Quase três anos e muitos concertos depois, é tempo de dar continuidade ao reportório da Deolinda. Quando nos perguntam se nos fartamos de tocar as mesmas canções, digo que não. É uma resposta sincera. Não me farto, porque lhes encontro sempre alguma novidade, por pequena que seja. Uma ligeira alteração na melodia, na dinâmica, ou o público, que é sempre diferente e reage de diferentes maneiras.
No entanto, o alinhamento (a sequência de músicas escolhidas para tocar no concerto) tem uma vida relativamente curta, não só porque se pode tornar previsível para um público que assista a mais do que um concerto mas também porque, se muito repetido, acaba por poder tornar o concerto num momento automatizado, sem espaço para a espontaneidade por parte dos músicos em palco.
Ora, a espontaneidade é possivelmente um dos factores mais importantes para criar momentos que perduram na memória e que tornam cada concerto um evento distinto. Daí que depois de três anos seja altura de trazer mais canções para o mundo da Deolinda. E a Deolinda tem já um mundo considerável. Andámos pelos cantos mais escondidos do nosso mundo, fizemos sempre a música que queríamos, sem nunca fazer concessões musicais ou artísticas e fomos muito felizes.
E agora é altura de nos lançarmos a este mundo desconhecido que é a gravação de um novo álbum. Outubro foi o mês escolhido, mas o processo de criação do mesmo já começou há muito tempo. Primeiro, na imaginação do Pedro, que criou as novas canções de há três anos para cá. Depois, no tempo que passámos, como banda, a burilar os arranjos de cada canção com o cuidado que um relojoeiro tem ao trabalhar, para não estragar a precisão do objecto de que lhe cabe cuidar.
Foram seis meses de ensaios, em que partimos pedra, como escultores, curiosos por saber qual a forma final daquelas canções.
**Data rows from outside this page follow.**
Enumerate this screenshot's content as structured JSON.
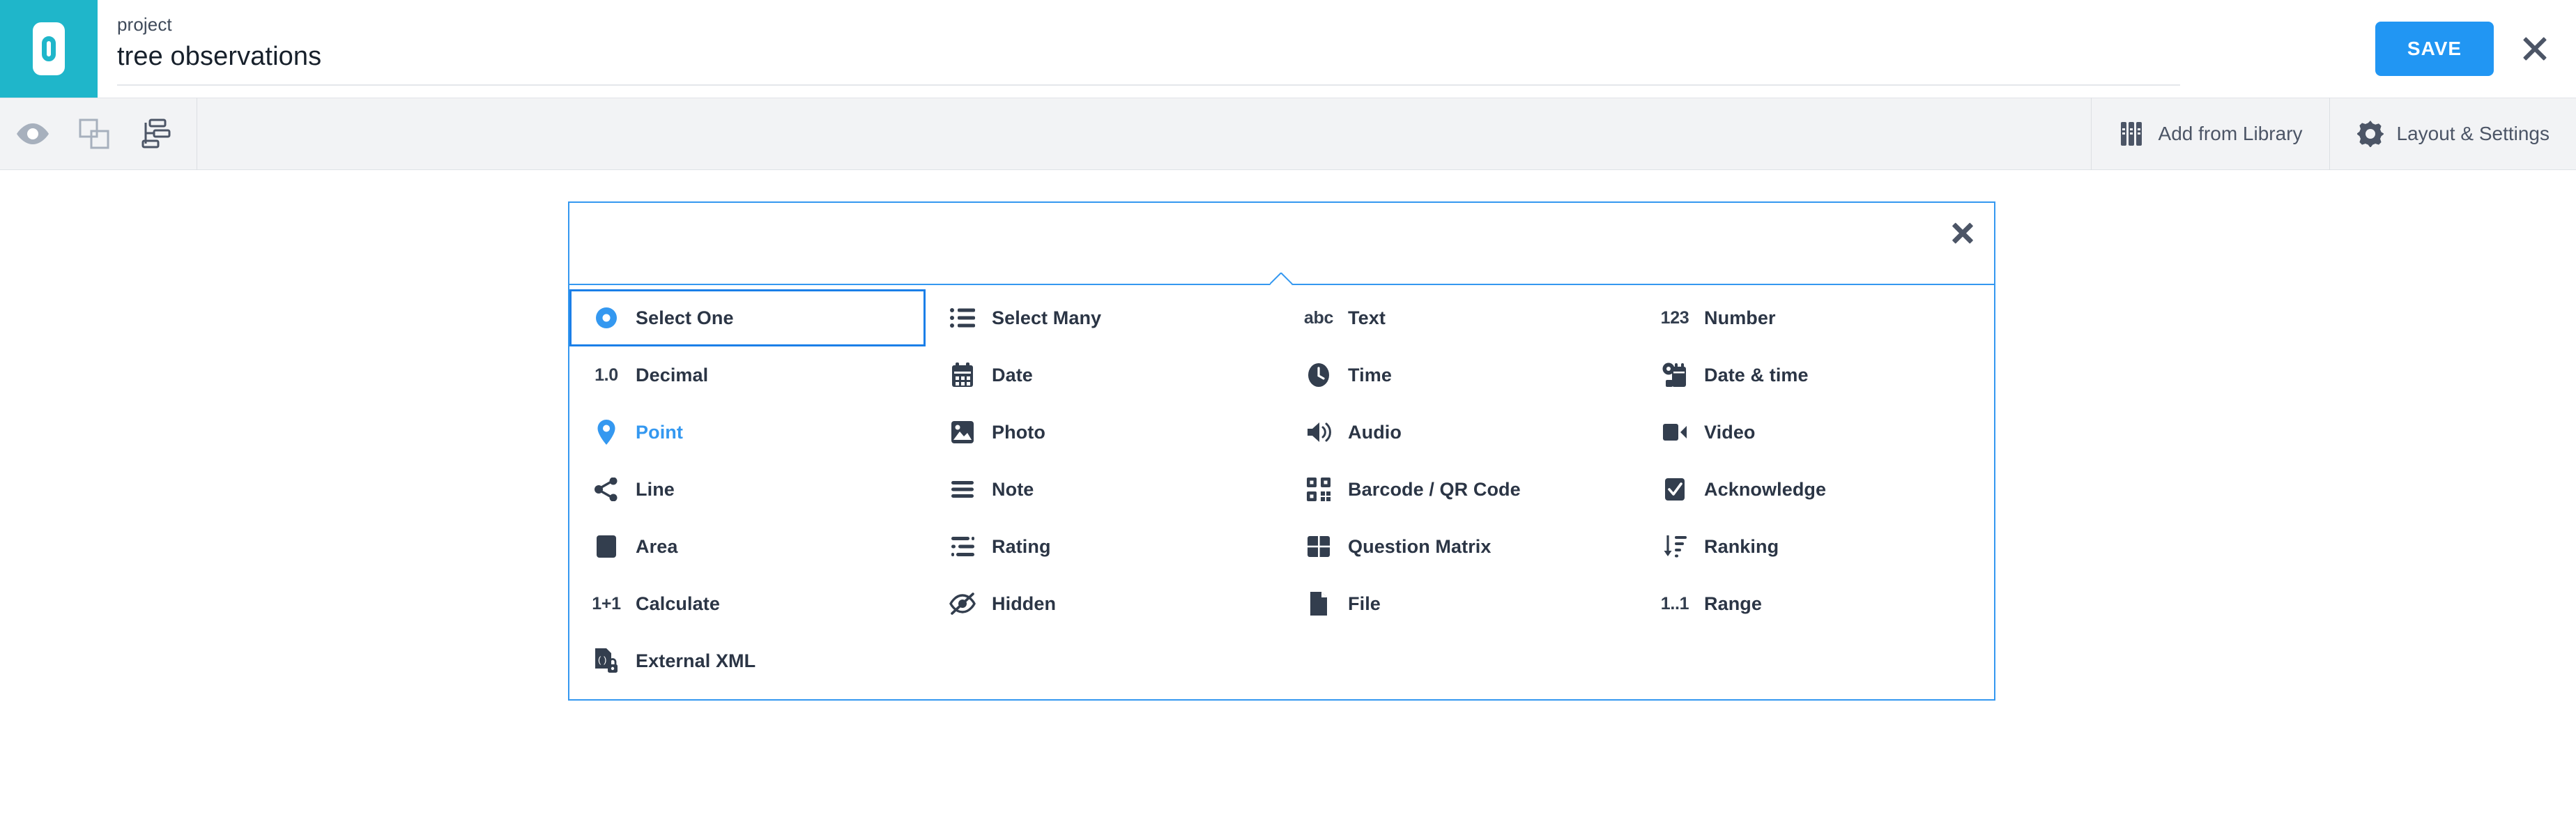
{
  "header": {
    "brand_icon": "mobile-device-icon",
    "kicker": "project",
    "title": "tree observations",
    "save_label": "SAVE",
    "close_icon": "close-icon",
    "accent_color": "#2196f3",
    "brand_color": "#1fb6ca"
  },
  "toolbar": {
    "left_tools": [
      {
        "name": "preview-icon",
        "icon": "eye"
      },
      {
        "name": "duplicate-icon",
        "icon": "copy"
      },
      {
        "name": "flow-logic-icon",
        "icon": "flowchart"
      }
    ],
    "add_from_library_label": "Add from Library",
    "add_from_library_icon": "library-books-icon",
    "layout_settings_label": "Layout & Settings",
    "layout_settings_icon": "gear-icon"
  },
  "panel": {
    "close_icon": "close-icon",
    "border_color": "#3498f0",
    "selected_type": "Select One",
    "highlighted_type": "Point",
    "types": [
      {
        "label": "Select One",
        "icon": "radio-button-icon",
        "glyph": "",
        "state": "selected"
      },
      {
        "label": "Select Many",
        "icon": "checklist-icon",
        "glyph": "",
        "state": "default"
      },
      {
        "label": "Text",
        "icon": "abc-icon",
        "glyph": "abc",
        "state": "default"
      },
      {
        "label": "Number",
        "icon": "number-icon",
        "glyph": "123",
        "state": "default"
      },
      {
        "label": "Decimal",
        "icon": "decimal-icon",
        "glyph": "1.0",
        "state": "default"
      },
      {
        "label": "Date",
        "icon": "calendar-icon",
        "glyph": "",
        "state": "default"
      },
      {
        "label": "Time",
        "icon": "clock-icon",
        "glyph": "",
        "state": "default"
      },
      {
        "label": "Date & time",
        "icon": "date-time-icon",
        "glyph": "",
        "state": "default"
      },
      {
        "label": "Point",
        "icon": "map-pin-icon",
        "glyph": "",
        "state": "accent"
      },
      {
        "label": "Photo",
        "icon": "photo-icon",
        "glyph": "",
        "state": "default"
      },
      {
        "label": "Audio",
        "icon": "audio-speaker-icon",
        "glyph": "",
        "state": "default"
      },
      {
        "label": "Video",
        "icon": "video-camera-icon",
        "glyph": "",
        "state": "default"
      },
      {
        "label": "Line",
        "icon": "line-share-icon",
        "glyph": "",
        "state": "default"
      },
      {
        "label": "Note",
        "icon": "note-lines-icon",
        "glyph": "",
        "state": "default"
      },
      {
        "label": "Barcode / QR Code",
        "icon": "qr-code-icon",
        "glyph": "",
        "state": "default"
      },
      {
        "label": "Acknowledge",
        "icon": "checkbox-check-icon",
        "glyph": "",
        "state": "default"
      },
      {
        "label": "Area",
        "icon": "area-square-icon",
        "glyph": "",
        "state": "default"
      },
      {
        "label": "Rating",
        "icon": "rating-sliders-icon",
        "glyph": "",
        "state": "default"
      },
      {
        "label": "Question Matrix",
        "icon": "matrix-grid-icon",
        "glyph": "",
        "state": "default"
      },
      {
        "label": "Ranking",
        "icon": "ranking-sort-icon",
        "glyph": "",
        "state": "default"
      },
      {
        "label": "Calculate",
        "icon": "calculate-icon",
        "glyph": "1+1",
        "state": "default"
      },
      {
        "label": "Hidden",
        "icon": "eye-slash-icon",
        "glyph": "",
        "state": "default"
      },
      {
        "label": "File",
        "icon": "file-icon",
        "glyph": "",
        "state": "default"
      },
      {
        "label": "Range",
        "icon": "range-icon",
        "glyph": "1..1",
        "state": "default"
      },
      {
        "label": "External XML",
        "icon": "external-xml-icon",
        "glyph": "",
        "state": "default"
      }
    ]
  }
}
Escutámos atentamente dezenas de horas de ensaios para perceber se estávamos a trilhar o caminho certo, que outros instrumentos poderiam caber dentro de cada tema e deixámo-nos surpreender por aquilo que algumas canções nos pediam. Mas, como sempre, faremos o que elas mandam, mesmo que isso signifique que nos teremos de aventurar por onde nunca antes pensámos.
Entramos em estúdio no início de Outubro com as canções suficientemente maduras para serem registadas e suficientemente frescas para que a tão almejada espontaneidade possa aparecer e trazer soluções perfeitas no momento em que as registamos. São esses momentos por que tanto ansiamos e que nos deixam sempre com algum nervoso miudinho antes de entrar em estúdio: quando a canção fica registada com a melhor versão que alguma vez conseguimos.
Depois de tantos ensaios, sentir que foi em estúdio que melhor conseguimos tocar aquele tema é aquilo que procuramos. Será sempre frustrante sentir que o melhor take da canção ficou por fazer ou foi feito nos ensaios. Queremos sentir que o nosso desempenho foi o melhor que podia, que não ficou nada por dizer.
Quando isso acontece, as longas horas de um trabalho que exige a maior concentração mental e a maior precisão motora, as pausas entre cada canção para avaliar qual o melhor take, esmiuçando todas as nossas falhas, ouvindo todas as imperfeições, as noites mal dormidas, a pensar no que se fez e no que falta fazer, quando isso acontece, como dizia, toda a angústia acumulada transforma-se numa maravilhosa sensação de realização.
A prova maior será daqui a uns meses, quando vos apresentarmos as canções. Aí ficaremos felizes se gostarem delas. Mas por enquanto, no segredo do estúdio, o que nos interessa é que fiquemos nós felizes com o que ouvimos. Que seja agora.